Wyjazd na wakacje do USA
wydaje się wielu Polakom nieosiągalny - daleki i drogi. Jednak wcale nie
potrzeba do tego dużych pieniędzy ani pomocy biura podróży. Bez problemu
wszystko możemy zorganizować sami, a wyniesie nas to kilka razy taniej. Poniżej
kilka porad jak przygotować własne wakacje w Stanach.
Wraz
z Moim K. odwiedziliśmy USA w kwietniu 2018 i wszelkie podane informacje -
ceny, formalności, dostępność miejsc - są aktualne na ten okres.
Ceny
podaję w USD ($), a gdzie to możliwe - w PLN (zł). W tym czasie 1 USD = ok. 3,5
PLN.
Przygotowania
do wyjazdu warto zacząć od wyrobienia wizy. Póki co wizy dla Polaków nie
zostały zniesione. Wbrew temu co myśli wiele osób, wcale nie jest to
trudne i większość Polaków otrzymuje taką wizję bez problemu aż na 10 lat
(standardowy czas ważności przyznawanej wizy turystycznej).
Wiele
osób zastanawia się, czy ubiegając się o wizę należy mieć już zaplanowany
wyjazd bądź choć kupiony bilet. Otóż nie, nawet na stronie ambasady USA jest
zalecenie, by najpierw wyrobić wizę, a następnie kupować bilet i opłacać inne
wydatki związane z podróżą. W razie odmowy przyznania wizy, wszelkie poniesione
dotąd wydatki nie są refundowane.
Wyjeżdżając
do USA w celach czysto turystycznych, należy starać się o wizę B-2 (na wniosku
będzie to wspólna kategoria B1/B2). Proces jest bardzo prosty, nie ma się czego
bać. Wszelkie niżej opisane czynności wykonuje się na jednej stronie
internetowej (bądź na odnośnikach z tej strony):
1.
wniosek - na stronie Departamentu Stanu USA należy
wypełnić wniosek-podanie o wizę DS-160. Zarezerwujcie sobie na to sporo czasu,
gdyż pytań jest mnóstwo, nad niektórymi trzeba się chwilę pochylić, inne
odhacza się bez zastanowienia.
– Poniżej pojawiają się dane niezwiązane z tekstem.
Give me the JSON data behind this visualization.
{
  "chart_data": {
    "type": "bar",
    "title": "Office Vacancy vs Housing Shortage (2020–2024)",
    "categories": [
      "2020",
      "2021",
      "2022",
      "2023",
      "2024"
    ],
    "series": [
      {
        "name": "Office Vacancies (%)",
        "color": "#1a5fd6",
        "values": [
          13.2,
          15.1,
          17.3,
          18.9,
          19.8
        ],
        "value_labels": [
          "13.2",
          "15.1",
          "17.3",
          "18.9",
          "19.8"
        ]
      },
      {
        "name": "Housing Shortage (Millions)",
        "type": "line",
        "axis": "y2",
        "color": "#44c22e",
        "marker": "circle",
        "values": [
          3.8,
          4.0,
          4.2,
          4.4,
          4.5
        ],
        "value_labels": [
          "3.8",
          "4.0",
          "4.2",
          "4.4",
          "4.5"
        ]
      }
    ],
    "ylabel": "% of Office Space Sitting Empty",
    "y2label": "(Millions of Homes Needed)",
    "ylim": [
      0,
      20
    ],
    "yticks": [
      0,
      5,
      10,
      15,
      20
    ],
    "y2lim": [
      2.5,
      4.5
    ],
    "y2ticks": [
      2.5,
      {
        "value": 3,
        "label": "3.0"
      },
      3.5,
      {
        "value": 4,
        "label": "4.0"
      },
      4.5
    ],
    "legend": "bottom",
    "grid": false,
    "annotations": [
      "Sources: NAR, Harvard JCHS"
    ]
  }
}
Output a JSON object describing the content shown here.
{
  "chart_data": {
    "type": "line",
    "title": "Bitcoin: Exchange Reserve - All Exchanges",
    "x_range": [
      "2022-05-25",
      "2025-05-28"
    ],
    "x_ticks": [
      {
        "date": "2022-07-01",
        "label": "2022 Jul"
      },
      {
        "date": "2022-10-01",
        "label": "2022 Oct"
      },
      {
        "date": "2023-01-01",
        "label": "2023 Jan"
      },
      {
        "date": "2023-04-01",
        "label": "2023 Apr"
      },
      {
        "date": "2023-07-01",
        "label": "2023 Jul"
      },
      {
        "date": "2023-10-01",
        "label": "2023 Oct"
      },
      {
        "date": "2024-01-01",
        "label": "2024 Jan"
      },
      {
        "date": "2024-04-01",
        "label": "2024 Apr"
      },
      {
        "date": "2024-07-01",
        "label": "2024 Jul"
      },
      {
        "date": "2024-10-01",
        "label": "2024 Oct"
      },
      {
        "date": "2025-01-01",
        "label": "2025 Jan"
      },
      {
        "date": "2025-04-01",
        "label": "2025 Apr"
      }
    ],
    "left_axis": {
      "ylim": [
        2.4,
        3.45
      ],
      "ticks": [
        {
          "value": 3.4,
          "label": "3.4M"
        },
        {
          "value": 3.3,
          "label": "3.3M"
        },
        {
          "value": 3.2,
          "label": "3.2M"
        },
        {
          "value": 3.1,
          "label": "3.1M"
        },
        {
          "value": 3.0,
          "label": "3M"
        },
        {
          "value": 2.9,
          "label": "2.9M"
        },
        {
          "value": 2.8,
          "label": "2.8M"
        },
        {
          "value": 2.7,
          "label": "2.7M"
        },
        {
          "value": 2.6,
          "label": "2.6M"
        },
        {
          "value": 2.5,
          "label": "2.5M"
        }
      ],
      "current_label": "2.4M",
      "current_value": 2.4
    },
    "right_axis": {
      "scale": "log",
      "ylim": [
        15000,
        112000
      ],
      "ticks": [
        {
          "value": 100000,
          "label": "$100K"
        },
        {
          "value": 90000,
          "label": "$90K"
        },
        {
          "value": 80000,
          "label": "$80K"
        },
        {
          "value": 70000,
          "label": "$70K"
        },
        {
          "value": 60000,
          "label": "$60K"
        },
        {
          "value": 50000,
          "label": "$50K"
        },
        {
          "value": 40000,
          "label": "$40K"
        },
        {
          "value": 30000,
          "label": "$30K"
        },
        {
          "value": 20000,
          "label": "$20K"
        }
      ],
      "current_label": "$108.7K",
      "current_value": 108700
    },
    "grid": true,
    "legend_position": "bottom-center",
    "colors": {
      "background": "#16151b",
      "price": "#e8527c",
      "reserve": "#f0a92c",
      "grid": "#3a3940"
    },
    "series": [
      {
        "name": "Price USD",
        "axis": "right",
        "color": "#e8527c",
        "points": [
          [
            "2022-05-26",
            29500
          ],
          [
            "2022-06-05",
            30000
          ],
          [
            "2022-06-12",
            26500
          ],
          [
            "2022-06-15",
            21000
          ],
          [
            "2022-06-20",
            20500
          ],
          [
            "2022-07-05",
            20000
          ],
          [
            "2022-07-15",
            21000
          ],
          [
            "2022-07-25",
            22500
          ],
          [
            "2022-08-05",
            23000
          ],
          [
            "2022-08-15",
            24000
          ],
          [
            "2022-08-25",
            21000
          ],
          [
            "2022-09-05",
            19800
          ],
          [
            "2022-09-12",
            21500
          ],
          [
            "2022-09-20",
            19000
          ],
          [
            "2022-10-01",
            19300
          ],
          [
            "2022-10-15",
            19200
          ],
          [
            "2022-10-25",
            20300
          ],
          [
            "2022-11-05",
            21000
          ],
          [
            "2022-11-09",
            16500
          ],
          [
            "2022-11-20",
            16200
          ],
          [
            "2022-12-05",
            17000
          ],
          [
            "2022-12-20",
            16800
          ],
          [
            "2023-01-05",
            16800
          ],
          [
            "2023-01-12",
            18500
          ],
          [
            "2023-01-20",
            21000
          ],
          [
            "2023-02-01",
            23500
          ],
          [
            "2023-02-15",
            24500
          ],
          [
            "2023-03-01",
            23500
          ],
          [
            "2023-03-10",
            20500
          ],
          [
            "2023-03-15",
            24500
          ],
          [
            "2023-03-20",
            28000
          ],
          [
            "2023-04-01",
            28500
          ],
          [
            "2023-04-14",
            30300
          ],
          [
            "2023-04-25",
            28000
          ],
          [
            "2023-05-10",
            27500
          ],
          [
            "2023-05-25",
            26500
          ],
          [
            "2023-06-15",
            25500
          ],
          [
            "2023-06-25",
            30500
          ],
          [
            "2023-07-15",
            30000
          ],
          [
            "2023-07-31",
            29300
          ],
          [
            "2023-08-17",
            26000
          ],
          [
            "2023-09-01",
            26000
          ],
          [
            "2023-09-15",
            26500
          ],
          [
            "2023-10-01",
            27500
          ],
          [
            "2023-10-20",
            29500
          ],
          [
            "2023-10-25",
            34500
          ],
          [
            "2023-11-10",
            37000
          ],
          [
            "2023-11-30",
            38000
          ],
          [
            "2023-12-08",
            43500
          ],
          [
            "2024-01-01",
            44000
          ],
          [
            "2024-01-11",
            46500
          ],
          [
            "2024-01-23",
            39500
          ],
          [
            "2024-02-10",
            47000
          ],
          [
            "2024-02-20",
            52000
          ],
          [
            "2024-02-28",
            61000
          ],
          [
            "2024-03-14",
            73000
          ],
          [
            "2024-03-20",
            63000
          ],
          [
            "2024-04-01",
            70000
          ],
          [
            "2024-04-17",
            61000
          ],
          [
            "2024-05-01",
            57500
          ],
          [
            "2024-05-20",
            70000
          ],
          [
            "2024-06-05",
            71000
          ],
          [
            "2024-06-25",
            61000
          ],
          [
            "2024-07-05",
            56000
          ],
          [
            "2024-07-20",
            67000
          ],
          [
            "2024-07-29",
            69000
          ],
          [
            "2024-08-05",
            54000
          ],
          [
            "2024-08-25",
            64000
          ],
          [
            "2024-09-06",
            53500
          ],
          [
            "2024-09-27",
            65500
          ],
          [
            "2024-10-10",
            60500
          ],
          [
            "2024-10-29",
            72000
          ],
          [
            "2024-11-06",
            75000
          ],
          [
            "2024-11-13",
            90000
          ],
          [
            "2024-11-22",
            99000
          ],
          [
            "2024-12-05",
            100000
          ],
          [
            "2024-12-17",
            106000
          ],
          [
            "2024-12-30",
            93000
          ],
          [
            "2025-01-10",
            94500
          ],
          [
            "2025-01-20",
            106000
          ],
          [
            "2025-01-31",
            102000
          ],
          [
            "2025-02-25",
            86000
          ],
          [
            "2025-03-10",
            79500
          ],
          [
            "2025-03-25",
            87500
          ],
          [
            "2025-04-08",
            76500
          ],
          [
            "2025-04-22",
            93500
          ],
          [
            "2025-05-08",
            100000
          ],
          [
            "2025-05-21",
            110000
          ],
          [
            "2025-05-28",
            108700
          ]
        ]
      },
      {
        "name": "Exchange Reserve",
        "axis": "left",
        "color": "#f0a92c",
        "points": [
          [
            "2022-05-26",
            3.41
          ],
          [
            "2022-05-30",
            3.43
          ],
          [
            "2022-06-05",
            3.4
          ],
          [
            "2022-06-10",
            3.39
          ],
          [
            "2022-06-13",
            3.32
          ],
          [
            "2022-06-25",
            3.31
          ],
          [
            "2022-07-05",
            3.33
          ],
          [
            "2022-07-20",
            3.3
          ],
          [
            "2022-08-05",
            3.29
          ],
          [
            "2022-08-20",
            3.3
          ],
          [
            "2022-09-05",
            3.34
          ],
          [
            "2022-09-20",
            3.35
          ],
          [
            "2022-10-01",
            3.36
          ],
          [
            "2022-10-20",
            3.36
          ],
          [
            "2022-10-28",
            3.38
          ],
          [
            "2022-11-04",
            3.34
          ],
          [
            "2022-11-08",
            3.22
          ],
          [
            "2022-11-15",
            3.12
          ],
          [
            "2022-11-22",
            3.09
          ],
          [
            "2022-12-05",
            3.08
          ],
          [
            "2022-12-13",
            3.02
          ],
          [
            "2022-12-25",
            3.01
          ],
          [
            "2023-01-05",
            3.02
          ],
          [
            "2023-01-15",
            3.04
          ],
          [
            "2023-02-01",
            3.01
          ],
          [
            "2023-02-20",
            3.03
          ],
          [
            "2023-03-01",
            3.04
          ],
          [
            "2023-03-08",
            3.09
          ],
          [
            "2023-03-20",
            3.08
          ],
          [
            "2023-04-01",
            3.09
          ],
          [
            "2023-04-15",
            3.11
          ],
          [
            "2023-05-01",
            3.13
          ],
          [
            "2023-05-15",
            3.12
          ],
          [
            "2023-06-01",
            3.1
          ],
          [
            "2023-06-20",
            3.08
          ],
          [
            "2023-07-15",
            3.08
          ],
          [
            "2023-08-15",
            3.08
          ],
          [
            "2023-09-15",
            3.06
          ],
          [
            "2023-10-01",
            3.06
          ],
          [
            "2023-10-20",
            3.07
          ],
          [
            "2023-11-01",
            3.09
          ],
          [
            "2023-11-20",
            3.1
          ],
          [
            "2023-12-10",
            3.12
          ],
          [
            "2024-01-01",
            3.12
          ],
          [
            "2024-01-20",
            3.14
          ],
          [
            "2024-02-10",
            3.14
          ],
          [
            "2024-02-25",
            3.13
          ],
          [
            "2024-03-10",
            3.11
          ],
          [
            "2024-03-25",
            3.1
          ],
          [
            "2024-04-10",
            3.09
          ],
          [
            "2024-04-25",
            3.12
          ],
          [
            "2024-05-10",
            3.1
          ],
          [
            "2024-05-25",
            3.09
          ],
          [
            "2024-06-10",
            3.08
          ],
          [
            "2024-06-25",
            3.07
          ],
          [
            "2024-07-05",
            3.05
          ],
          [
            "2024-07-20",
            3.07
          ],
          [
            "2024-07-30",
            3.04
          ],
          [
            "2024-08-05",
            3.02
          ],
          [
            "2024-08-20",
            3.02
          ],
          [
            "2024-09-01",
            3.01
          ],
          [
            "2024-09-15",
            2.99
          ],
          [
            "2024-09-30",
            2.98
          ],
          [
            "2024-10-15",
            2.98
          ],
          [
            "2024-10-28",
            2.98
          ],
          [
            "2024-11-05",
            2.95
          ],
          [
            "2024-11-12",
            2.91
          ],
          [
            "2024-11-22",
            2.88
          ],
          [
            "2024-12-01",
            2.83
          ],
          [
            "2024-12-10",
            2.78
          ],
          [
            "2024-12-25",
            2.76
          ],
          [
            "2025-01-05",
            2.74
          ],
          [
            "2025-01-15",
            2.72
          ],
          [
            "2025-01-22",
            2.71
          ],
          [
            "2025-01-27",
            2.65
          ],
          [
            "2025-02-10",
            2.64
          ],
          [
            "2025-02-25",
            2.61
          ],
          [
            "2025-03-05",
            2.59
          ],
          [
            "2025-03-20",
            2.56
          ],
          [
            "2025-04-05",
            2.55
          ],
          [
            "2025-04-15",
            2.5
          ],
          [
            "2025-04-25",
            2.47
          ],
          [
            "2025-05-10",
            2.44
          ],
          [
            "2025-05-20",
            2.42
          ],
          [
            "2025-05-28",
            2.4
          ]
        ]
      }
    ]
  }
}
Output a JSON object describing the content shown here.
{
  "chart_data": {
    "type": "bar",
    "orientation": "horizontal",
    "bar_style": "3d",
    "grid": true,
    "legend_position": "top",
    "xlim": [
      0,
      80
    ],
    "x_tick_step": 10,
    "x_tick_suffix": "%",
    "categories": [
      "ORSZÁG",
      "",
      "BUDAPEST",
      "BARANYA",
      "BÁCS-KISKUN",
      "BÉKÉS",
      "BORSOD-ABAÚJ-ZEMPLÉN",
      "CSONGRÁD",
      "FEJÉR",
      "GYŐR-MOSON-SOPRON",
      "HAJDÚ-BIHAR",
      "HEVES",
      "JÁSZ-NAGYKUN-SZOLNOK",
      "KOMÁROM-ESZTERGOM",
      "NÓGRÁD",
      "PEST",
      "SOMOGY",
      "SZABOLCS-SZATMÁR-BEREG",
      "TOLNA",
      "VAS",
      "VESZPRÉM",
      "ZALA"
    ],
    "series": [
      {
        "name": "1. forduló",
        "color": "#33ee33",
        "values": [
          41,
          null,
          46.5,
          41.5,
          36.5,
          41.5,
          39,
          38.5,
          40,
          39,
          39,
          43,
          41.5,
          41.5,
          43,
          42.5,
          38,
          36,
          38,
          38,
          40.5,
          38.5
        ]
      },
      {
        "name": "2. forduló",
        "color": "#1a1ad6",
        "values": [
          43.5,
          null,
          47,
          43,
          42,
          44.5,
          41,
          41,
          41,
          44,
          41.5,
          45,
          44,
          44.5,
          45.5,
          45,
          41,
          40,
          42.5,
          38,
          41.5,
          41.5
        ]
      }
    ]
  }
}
Dotyczą tak standardowych zagadnień jak dane
personalne, zatrudnieni/studia, cel oraz termin wyjazdu. Oraz takie
perełki, jak: czy braliśmy udział w jakimś ludobójstwie, czy wspieramy
terrorystów albo czy kogoś zamordowaliśmy. Co ciekawe, Mój K. jako mężczyzna
musiał odpowiedzieć na więcej pytań niż ja, kobieta. Numer swojego wniosku
należy sobie zapisać - będzie potrzebny do umówienia rozmowy z konsulem.
2.
opłata - po wypełnieniu wniosku na tej samej stronie znajdziemy odnośnik do
opłacenia kosztu rozpatrzenia wniosku (de facto wiza jest darmowa, opłata
pobierana jest za rozpatrzenie wniosku). Koszt to 160 USD. Płatność uiściliśmy
kartą bezpośrednio na stronie z odnośnika. Jest to najszybszy sposób, w kilka
chwil dostaliśmy potwierdzenie przyjęcia płatności, dzięki czemu od razu
mogliśmy umówić się na spotkanie. Płacąc przelewem należy sprawdzać status
płatności w ciągu kilku kolejnych dni. Ważne: Niezależnie czy dostaniemy
wizę czy nie, te pieniądze nie podlegają zwrotowi.
3.
umówienie spotkania w konsulacie/ambasadzie - po uiszczeniu opłaty wybieramy
dogodny dla nas termin i godzinę spotkania z gamy dostępnych. W naszym
przypadku pierwszy dostępny termin był 3 dni później. Ale wybraliśmy nieco
późniejszy, bardziej dogodny. Ważne: jako ze wybieraliśmy się do USA we dwoje,
można umówić się na spotkanie w parze, do rozmowy podchodzi się razem. W tym
momencie wybieramy sposób dostarczenia nam paszportu, który w momencie
przyznania wizy trzeba zostawić w ambasadzie - czy odbierzemy go osobiście w
ambasadzie, czy ma być nam przesłany kurierem.
4.
rozmowa w konsulacie/ambasadzie - w Polsce można odbyć ją w Krakowie lub
Warszawie. Na spotkanie należy zabrać:
* wydruk
potwierdzenia daty umówionej rozmowy (sprawdzany przy wejściu do budynku),
*
wydruk strony potwierdzającej złożenie formularza DS-160,
*
zdjęcie, nawet jeżeli zostało wgrane do formularza DS-160 - my takowe
wgraliśmy do naszych wniosków, system je przyjął, a mimo to w ambasadzie w
pierwszym okienku (podchodzi się do dwóch - pierwsze to weryfikacja dokumentów,
drugie to rozmowa) kazano nam wrócić z nowymi zdjęciami. Nasze okazały się za
ciemne:/ 2 metry od tego okienka jest foto-budka, gdzie na miejscu można zrobić
komplet nowych zdjęć. Lub jeśli tak jak my nie będziecie mieć gotówki (automat
przyjmuje tylko gotówkę i to w odliczonej kwocie), to trzeba wyjść z
budynku, kilkadziesiąt metrów dalej jest fotograf robiący zdjęcia na
poczekaniu. Nie ma problemu z wyjściem i ponownym wejściem do budynku,
*
ważny paszport i poprzednie paszporty,
*
można przynieść dodatkowe dokumenty jak plan wyprawy, ale nikt o to nie pyta,
nie prosi, nie należy tego na siłę pokazywać.
Na
rozmowę nie trzeba przychodzić z wielkim wyprzedzeniem, do budynku
ambasady/konsulatu wpuszcza ochroniarz mniej/więcej o umówionej godzinie.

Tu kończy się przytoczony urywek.